At the lower part it is from ten to fifteen feet in height by two in breadth; but in the middle so low, that it can be passed only by creeping on the hands and knees. The passage is partly fiilled up with sand. From this aqueduct the water is conveyed into the pool of Siloam, situated near where the Tyropeon, or 'valley of cheesemongers,' opens into the valley of Jehoshaphat. This reservoir is fifty-three feet long, eighteen feet broad, and nineteen feet deep, though now there is usually no water remaining within it. From this reservoir the water flows off into the vale below, furnishing water for the gardens which are constructed in terraces on the side of the valley. The water in both these fountains is the same. It is sweet, and slightly brackish, but not disagreeable. It is the common water now used by the inhabitants of the neighboring village of Kefr Selwane - or the straggling village of Siloam. For a full description of this fountain, see Robinson's Bib. Researches, vol. i. pp. 493-514. This fountain was probably formerly included within the walls, and furnished a part of the supply of water to the city.

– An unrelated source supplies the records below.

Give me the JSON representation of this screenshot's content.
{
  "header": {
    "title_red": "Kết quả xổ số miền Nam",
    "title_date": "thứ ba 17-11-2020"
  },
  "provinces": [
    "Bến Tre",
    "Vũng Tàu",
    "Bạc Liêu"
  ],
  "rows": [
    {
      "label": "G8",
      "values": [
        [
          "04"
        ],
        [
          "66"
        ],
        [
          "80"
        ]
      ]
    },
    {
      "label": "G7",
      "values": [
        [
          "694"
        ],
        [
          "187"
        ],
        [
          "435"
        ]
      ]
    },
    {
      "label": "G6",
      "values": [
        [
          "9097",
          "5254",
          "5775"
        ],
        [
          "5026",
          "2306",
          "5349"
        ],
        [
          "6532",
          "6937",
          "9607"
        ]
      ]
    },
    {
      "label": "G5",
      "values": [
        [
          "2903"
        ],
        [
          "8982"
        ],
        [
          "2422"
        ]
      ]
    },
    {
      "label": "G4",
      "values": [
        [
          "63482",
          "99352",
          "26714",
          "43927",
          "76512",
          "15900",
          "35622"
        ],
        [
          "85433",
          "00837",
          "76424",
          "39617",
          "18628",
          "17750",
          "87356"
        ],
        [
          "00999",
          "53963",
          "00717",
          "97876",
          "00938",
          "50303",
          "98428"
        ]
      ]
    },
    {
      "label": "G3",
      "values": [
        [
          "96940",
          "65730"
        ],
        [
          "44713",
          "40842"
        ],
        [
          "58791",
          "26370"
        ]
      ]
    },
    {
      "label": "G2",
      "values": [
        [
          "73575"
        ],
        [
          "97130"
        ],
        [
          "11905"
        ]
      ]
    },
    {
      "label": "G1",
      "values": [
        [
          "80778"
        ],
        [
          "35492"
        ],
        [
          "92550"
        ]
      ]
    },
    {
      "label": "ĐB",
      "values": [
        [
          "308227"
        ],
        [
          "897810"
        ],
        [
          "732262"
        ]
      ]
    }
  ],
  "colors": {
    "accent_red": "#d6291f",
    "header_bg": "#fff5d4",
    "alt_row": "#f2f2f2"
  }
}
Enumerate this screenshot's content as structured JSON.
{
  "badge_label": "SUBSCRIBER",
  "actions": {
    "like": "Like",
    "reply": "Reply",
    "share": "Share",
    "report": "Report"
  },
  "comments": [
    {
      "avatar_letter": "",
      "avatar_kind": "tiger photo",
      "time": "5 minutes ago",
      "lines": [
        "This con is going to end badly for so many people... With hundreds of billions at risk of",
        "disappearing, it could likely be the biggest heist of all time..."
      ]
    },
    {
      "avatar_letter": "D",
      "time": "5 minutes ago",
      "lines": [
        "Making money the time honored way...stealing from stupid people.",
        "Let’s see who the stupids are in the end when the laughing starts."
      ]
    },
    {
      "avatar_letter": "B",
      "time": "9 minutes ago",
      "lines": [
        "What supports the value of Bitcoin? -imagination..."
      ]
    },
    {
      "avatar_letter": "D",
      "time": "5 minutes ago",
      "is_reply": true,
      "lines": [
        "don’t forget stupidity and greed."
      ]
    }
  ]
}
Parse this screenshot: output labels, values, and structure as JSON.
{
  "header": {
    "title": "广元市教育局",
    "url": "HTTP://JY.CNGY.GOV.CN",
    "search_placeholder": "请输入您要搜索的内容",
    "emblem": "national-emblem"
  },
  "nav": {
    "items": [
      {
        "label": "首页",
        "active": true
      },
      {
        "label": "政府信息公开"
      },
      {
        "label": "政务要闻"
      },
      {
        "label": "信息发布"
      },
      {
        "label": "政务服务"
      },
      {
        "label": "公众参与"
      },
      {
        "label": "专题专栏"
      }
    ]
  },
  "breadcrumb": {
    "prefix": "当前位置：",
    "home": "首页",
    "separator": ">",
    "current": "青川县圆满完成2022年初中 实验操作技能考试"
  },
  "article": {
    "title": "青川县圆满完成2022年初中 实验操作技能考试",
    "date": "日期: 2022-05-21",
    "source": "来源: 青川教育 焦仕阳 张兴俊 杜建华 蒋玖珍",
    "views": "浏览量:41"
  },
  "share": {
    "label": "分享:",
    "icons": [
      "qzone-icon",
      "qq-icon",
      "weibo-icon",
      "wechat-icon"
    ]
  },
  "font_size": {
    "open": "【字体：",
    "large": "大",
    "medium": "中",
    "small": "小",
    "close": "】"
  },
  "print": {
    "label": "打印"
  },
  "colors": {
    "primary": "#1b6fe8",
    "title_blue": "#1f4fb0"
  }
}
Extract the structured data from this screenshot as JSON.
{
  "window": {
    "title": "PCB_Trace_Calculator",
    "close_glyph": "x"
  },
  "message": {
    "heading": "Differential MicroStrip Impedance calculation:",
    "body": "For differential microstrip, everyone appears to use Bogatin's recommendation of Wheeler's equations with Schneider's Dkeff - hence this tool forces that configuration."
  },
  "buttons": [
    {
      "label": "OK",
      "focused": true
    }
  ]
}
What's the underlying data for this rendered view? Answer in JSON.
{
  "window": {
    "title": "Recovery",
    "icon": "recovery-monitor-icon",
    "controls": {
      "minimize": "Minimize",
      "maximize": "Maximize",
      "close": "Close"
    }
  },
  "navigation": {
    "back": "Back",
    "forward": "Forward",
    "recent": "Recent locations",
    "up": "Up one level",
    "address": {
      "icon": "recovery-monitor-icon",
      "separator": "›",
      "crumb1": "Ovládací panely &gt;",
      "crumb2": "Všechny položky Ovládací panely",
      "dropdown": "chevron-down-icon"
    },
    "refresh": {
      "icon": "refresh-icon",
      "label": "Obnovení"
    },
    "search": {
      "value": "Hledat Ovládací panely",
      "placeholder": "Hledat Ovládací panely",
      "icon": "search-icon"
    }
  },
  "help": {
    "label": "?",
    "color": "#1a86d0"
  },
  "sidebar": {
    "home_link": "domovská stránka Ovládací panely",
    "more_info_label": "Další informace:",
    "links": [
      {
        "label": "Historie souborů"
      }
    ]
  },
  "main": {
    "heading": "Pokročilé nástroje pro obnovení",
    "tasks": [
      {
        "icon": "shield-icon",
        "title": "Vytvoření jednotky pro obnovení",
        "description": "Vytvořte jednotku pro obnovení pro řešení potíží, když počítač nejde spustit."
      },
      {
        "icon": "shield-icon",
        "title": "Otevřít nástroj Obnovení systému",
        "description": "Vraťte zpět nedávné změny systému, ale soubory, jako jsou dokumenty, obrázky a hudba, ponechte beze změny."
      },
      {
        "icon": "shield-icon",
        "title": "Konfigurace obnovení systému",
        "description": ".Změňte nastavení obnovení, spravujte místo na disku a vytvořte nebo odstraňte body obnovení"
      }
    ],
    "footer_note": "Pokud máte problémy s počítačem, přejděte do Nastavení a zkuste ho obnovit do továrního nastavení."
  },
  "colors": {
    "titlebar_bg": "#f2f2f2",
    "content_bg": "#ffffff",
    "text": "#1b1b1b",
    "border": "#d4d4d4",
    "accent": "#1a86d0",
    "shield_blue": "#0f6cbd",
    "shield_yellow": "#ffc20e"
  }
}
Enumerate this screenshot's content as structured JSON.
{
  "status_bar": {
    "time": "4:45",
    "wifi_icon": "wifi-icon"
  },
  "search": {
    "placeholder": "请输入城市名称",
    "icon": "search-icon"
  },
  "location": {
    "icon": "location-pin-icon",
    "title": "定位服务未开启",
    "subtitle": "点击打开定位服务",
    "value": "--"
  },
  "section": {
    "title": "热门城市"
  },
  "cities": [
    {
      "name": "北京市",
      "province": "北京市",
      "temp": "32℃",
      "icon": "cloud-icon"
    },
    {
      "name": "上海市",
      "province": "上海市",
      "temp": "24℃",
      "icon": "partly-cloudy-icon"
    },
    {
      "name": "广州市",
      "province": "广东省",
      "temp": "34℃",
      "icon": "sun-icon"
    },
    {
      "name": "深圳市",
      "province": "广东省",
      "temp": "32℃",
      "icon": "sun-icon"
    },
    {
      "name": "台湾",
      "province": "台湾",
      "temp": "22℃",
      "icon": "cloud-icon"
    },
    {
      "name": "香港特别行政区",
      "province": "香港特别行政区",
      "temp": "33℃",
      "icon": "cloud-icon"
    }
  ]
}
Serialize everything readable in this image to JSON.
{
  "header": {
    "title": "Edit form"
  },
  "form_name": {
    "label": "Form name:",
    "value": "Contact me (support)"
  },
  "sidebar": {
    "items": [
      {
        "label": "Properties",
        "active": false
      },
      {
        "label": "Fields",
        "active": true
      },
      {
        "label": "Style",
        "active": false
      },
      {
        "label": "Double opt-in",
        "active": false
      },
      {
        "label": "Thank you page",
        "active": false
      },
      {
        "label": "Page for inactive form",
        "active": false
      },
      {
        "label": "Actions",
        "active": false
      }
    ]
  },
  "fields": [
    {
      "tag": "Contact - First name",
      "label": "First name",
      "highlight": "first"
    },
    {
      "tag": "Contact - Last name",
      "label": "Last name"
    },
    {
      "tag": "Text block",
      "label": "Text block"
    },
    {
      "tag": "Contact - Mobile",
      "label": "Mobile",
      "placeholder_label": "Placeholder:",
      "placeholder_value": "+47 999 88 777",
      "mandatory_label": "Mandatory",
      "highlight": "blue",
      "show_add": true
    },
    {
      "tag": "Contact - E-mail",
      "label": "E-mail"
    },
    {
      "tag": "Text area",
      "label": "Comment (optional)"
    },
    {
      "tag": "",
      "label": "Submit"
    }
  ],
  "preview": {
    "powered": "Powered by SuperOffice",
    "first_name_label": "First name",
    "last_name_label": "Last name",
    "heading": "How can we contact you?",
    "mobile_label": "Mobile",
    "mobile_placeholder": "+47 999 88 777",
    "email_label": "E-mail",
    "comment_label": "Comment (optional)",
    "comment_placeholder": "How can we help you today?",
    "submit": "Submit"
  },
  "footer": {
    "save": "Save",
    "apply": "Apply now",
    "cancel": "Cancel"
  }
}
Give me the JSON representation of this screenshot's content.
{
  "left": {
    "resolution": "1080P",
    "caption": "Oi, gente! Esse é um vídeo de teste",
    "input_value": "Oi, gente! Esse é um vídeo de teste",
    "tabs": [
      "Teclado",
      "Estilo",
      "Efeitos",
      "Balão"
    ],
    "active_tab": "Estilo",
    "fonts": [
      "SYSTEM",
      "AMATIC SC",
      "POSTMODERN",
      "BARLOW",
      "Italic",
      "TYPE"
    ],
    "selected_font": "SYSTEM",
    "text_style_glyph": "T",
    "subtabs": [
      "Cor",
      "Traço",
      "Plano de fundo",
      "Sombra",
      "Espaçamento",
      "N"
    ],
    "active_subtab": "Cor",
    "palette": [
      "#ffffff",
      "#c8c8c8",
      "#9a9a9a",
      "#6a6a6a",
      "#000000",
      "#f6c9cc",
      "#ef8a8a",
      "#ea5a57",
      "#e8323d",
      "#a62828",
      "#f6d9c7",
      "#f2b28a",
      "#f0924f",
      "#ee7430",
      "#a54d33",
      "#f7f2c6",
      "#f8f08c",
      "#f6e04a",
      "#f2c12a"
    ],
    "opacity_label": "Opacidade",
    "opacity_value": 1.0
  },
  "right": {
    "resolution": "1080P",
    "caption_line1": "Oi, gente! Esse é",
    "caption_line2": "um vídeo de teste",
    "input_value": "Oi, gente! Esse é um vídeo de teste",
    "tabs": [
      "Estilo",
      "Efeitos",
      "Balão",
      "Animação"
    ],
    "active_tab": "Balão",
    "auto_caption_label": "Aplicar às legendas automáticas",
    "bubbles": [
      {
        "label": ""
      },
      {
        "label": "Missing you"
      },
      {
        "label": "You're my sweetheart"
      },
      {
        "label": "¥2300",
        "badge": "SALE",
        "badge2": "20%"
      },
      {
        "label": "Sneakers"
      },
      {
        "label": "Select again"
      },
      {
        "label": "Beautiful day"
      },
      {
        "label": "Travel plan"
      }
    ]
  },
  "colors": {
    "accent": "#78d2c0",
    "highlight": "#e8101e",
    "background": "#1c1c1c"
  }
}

The meaning of this passage is this. The waters of Siloam denote the reign of Yahweh, as manifesting itself in the administration of the family of David - a mild, gentle, and munificent reign, beautifully represented by the unfailing and gently flowing waters on which the happiness of Jerusalem so much depended. That reign a large part of the nation - the ten tribes - had rejected, and had set up a separate kingdom, and had sought the aid of the king of Damascus. The remainder - the kingdom of Judah - were in like manner now disposed to reject the aid of Yahweh, and sought an alliance with the king of Assyria - beautifully represented here by the river Euphrates. The waters of Siloam - a gentle, small sweetly-flowing stream, represented the government of Yahweh. The waters of the Euphrates - violent, rapid, impetuous, and overflowing, represented the government of Assyria. The one they despised; the other they sought and admired. The power of the kingdom of David was then feeble and decayed. That of the Assyrian monarch was vigorous, mighty, vast. They despised the one, and sought the alliance of the other.
And rejoice - That is, they confide in, and feel that in their protection riley are safe.
In Rezin - King of Syria.
And Remaliah's son - Pekah, king of Samaria; Isaiah 7:1. The crime here mentioned was unique to the kingdom of Israel; showing that the prophet, in part at least, had reference to them.
on Isaiah 8 :6
8:6 This people - The people of Israel, of whom he last spake, who rejoiced not only in their own king, but also in the assistance of so powerful an ally as Rezin. Shiloah - That small brook which ran by Jerusalem. Hereby he understands the munitions and strength of the Jews, which their enemies derided.